Emerge Vermont seeks to get more women elected to public office

Emerge Vermont has scheduled a training session on Nov. 11-13 in Rutland to train candidates for local offices. The application deadline is Oct. 25. Go to www.emergevt.org/training/application for more information.

BRATTLEBORO—Former Vermont Gov. Madeleine Kunin says she has been talking about the need for women to assuming a greater role in governance since the 1970s.

“We really need to be there when issues are talked about,” she said at a Sept. 19 fundraising event at the Catherine Dianich Gallery.

Having women be there at every level of government is the mission of EmergeVT, the local chapter of Emerge America, a nonprofit that trains female Democratic Party candidates in 16 states to run for public office.

EmergeVT has been around for only a few years, but the list of its graduates who have gone on to win local and state races is growing.

Former Brattleboro Selectboard member Donna Macomber is one of them. She is now the chair of Emerge Vermont.

“I really believe that women hold a unique power to provide leadership in a humane way,” Macomber said.

Eleven of Emerge’s alumnae are on the 2016 ballot in Vermont, including incumbent state Sen. Becca Balint, D-Windham, who is running for her second term.

Balint recounted a story of an impromptu reunion in Washington this summer of a group of her friends from her high school years. She remembered how all of them were part of her campaign team when she ran as Democratic vice-presidential candidate Geraldine Ferraro during a mock presidential election at her school in 1984.

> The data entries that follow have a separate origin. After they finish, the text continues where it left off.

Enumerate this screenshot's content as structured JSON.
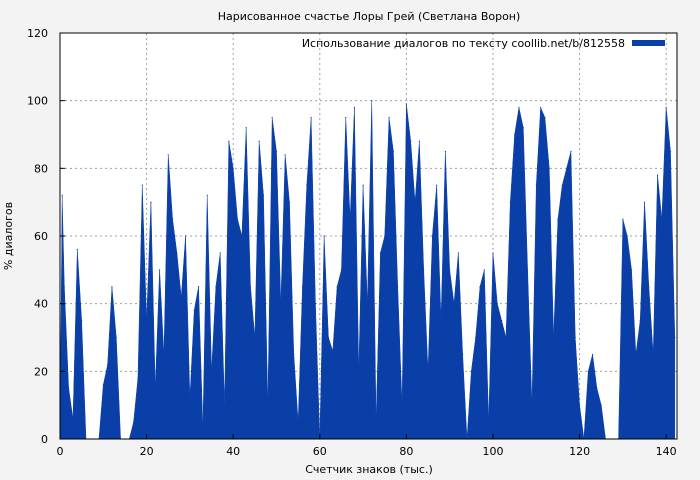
{
  "chart_data": {
    "type": "area",
    "title": "Нарисованное счастье Лоры Грей (Светлана Ворон)",
    "xlabel": "Счетчик знаков (тыс.)",
    "ylabel": "% диалогов",
    "xlim": [
      0,
      142.5
    ],
    "ylim": [
      0,
      120
    ],
    "xticks": [
      0,
      20,
      40,
      60,
      80,
      100,
      120,
      140
    ],
    "yticks": [
      0,
      20,
      40,
      60,
      80,
      100,
      120
    ],
    "grid": true,
    "legend_position": "top-right",
    "series": [
      {
        "name": "Использование диалогов по тексту coollib.net/b/812558",
        "color": "#0b3fa8",
        "x": [
          0,
          0.5,
          1,
          2,
          3,
          4,
          5,
          6,
          7,
          8,
          9,
          10,
          11,
          12,
          13,
          14,
          15,
          16,
          17,
          18,
          19,
          20,
          21,
          22,
          23,
          24,
          25,
          26,
          27,
          28,
          29,
          30,
          31,
          32,
          33,
          34,
          35,
          36,
          37,
          38,
          39,
          40,
          41,
          42,
          43,
          44,
          45,
          46,
          47,
          48,
          49,
          50,
          51,
          52,
          53,
          54,
          55,
          56,
          57,
          58,
          59,
          60,
          61,
          62,
          63,
          64,
          65,
          66,
          67,
          68,
          69,
          70,
          71,
          72,
          73,
          74,
          75,
          76,
          77,
          78,
          79,
          80,
          81,
          82,
          83,
          84,
          85,
          86,
          87,
          88,
          89,
          90,
          91,
          92,
          93,
          94,
          95,
          96,
          97,
          98,
          99,
          100,
          101,
          102,
          103,
          104,
          105,
          106,
          107,
          108,
          109,
          110,
          111,
          112,
          113,
          114,
          115,
          116,
          117,
          118,
          119,
          120,
          121,
          122,
          123,
          124,
          125,
          126,
          127,
          128,
          129,
          130,
          131,
          132,
          133,
          134,
          135,
          136,
          137,
          138,
          139,
          140,
          141,
          142
        ],
        "y": [
          0,
          72,
          45,
          15,
          6,
          56,
          35,
          0,
          0,
          0,
          0,
          16,
          22,
          45,
          30,
          0,
          0,
          0,
          5,
          18,
          75,
          35,
          70,
          15,
          50,
          25,
          84,
          65,
          55,
          42,
          60,
          12,
          38,
          45,
          3,
          72,
          20,
          45,
          55,
          10,
          88,
          80,
          65,
          60,
          92,
          45,
          30,
          88,
          72,
          10,
          95,
          85,
          40,
          84,
          70,
          25,
          5,
          45,
          75,
          95,
          40,
          0,
          60,
          30,
          26,
          45,
          50,
          95,
          65,
          98,
          20,
          75,
          40,
          100,
          5,
          55,
          60,
          95,
          85,
          45,
          10,
          99,
          88,
          70,
          88,
          50,
          20,
          60,
          75,
          35,
          85,
          50,
          40,
          55,
          25,
          0,
          20,
          30,
          45,
          50,
          5,
          55,
          40,
          35,
          30,
          70,
          90,
          98,
          92,
          50,
          10,
          75,
          98,
          95,
          80,
          30,
          65,
          75,
          80,
          85,
          30,
          10,
          0,
          20,
          25,
          15,
          10,
          0,
          0,
          0,
          0,
          65,
          60,
          50,
          25,
          35,
          70,
          45,
          25,
          78,
          65,
          98,
          85,
          30
        ]
      }
    ]
  }
}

Even then, Balint said she realized that a candidate needs “people behind you who believe in you” and “strong male allies to build coalitions and alliances.”

Balint noted that only 2 percent of Americans run for elected office at any level of government, “yet our elected officials are still overwhelmingly white, male, and college-educated.”

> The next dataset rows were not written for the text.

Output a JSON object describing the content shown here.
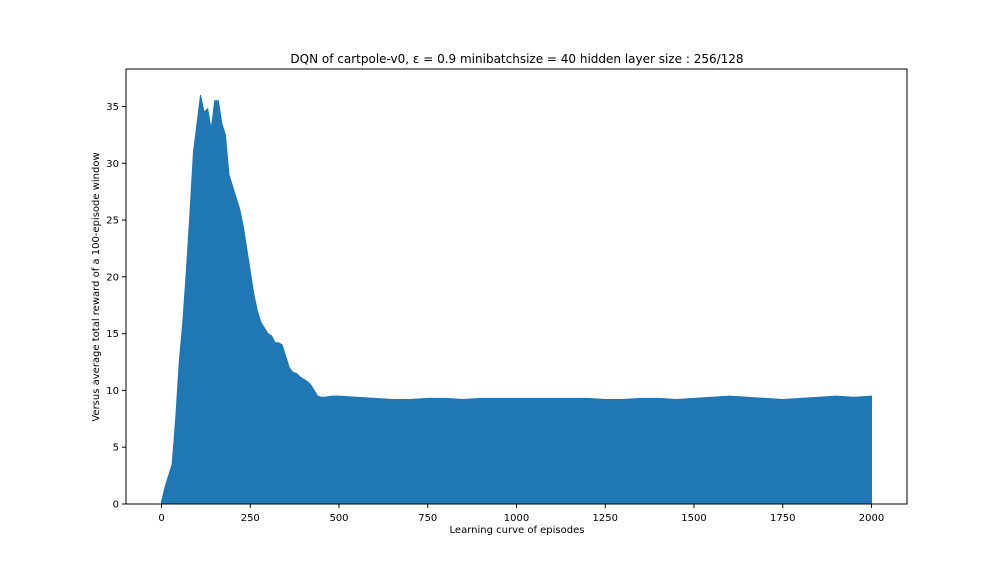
{
  "chart_data": {
    "type": "area",
    "title": "DQN of cartpole-v0, ε = 0.9 minibatchsize = 40 hidden layer size : 256/128",
    "xlabel": "Learning curve of episodes",
    "ylabel": "Versus average total reward of a 100-episode window",
    "xlim": [
      -100,
      2100
    ],
    "ylim": [
      0,
      38.3
    ],
    "xticks": [
      0,
      250,
      500,
      750,
      1000,
      1250,
      1500,
      1750,
      2000
    ],
    "xtick_labels": [
      "0",
      "250",
      "500",
      "750",
      "1000",
      "1250",
      "1500",
      "1750",
      "2000"
    ],
    "yticks": [
      0,
      5,
      10,
      15,
      20,
      25,
      30,
      35
    ],
    "ytick_labels": [
      "0",
      "5",
      "10",
      "15",
      "20",
      "25",
      "30",
      "35"
    ],
    "grid": false,
    "color": "#1f77b4",
    "series": [
      {
        "x": [
          0,
          10,
          20,
          30,
          40,
          50,
          60,
          70,
          80,
          90,
          100,
          110,
          120,
          130,
          140,
          150,
          160,
          170,
          180,
          190,
          200,
          210,
          220,
          230,
          240,
          250,
          260,
          270,
          280,
          290,
          300,
          310,
          320,
          330,
          340,
          350,
          360,
          370,
          380,
          390,
          400,
          410,
          420,
          430,
          440,
          450,
          460,
          480,
          500,
          550,
          600,
          650,
          700,
          750,
          800,
          850,
          900,
          950,
          1000,
          1050,
          1100,
          1150,
          1200,
          1250,
          1300,
          1350,
          1400,
          1450,
          1500,
          1550,
          1600,
          1650,
          1700,
          1750,
          1800,
          1850,
          1900,
          1950,
          2000
        ],
        "y": [
          0.2,
          1.5,
          2.5,
          3.5,
          7.5,
          12.5,
          16.0,
          20.5,
          25.5,
          31.0,
          33.5,
          36.0,
          34.5,
          34.8,
          33.0,
          35.5,
          35.5,
          33.5,
          32.5,
          29.0,
          28.0,
          27.0,
          26.0,
          24.5,
          22.5,
          20.5,
          18.5,
          17.0,
          16.0,
          15.5,
          15.0,
          14.8,
          14.2,
          14.2,
          14.0,
          13.0,
          12.0,
          11.6,
          11.5,
          11.2,
          11.0,
          10.8,
          10.5,
          10.0,
          9.5,
          9.4,
          9.4,
          9.5,
          9.5,
          9.4,
          9.3,
          9.2,
          9.2,
          9.3,
          9.3,
          9.2,
          9.3,
          9.3,
          9.3,
          9.3,
          9.3,
          9.3,
          9.3,
          9.2,
          9.2,
          9.3,
          9.3,
          9.2,
          9.3,
          9.4,
          9.5,
          9.4,
          9.3,
          9.2,
          9.3,
          9.4,
          9.5,
          9.4,
          9.5
        ]
      }
    ]
  }
}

Even in Vermont, while the state Legislature is 40 percent female, Vermonters have never sent a woman to the U.S. House or Senate and have elected only one woman — Kunin — as their governor.

The numbers are even lower at the local level. Only 20 percent of Selectboard members in Vermont are women.

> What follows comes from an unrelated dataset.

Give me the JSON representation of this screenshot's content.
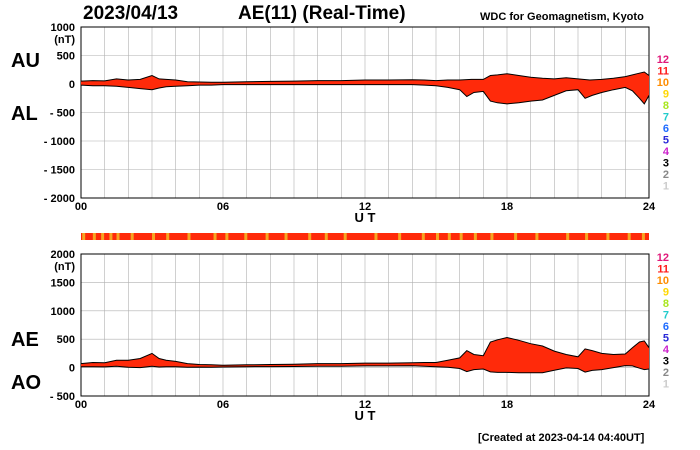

“We don’t have parity yet,” Balint said. “We’re just trying to carve out space, and it is viewed by some as taking too much power.”

Balint said she agreed with the late author Anaïs Nin when she wrote, “How wrong is it for a woman to expect the man to build the world she wants, rather than to create it herself?”

Kunin agreed. “We can’t live our lives through surrogates,” she said.

Yet when women try to take their rightful place in democracy, Kunin said, they are still “judged differently than men.”

She offered the current presidential election as an example, and cited a recent report from The Pew Center that found that Democratic nominee Hillary Clinton got 10 times more negative press coverage than Republican nominee Donald Trump.

Breaking down the sexism in public life takes time, and much progress has been made. But Kunin said it still rankles her that only Vermont and Mississippi have never sent a women to the U.S. House.

“That’s not good company to keep,” she said.

She acknowledged the popularity of Vermont’s current all-male Congressional delegation of Sens. Patrick Leahy and Bernie Sanders and Rep. Peter Welch. But sooner or later, Kunin said, they will retire and she wants the Democrats to field strong female candidates to replace them.

“We need to build up our farm team so we have good candidates and are ready to go when those seats open up,” she said.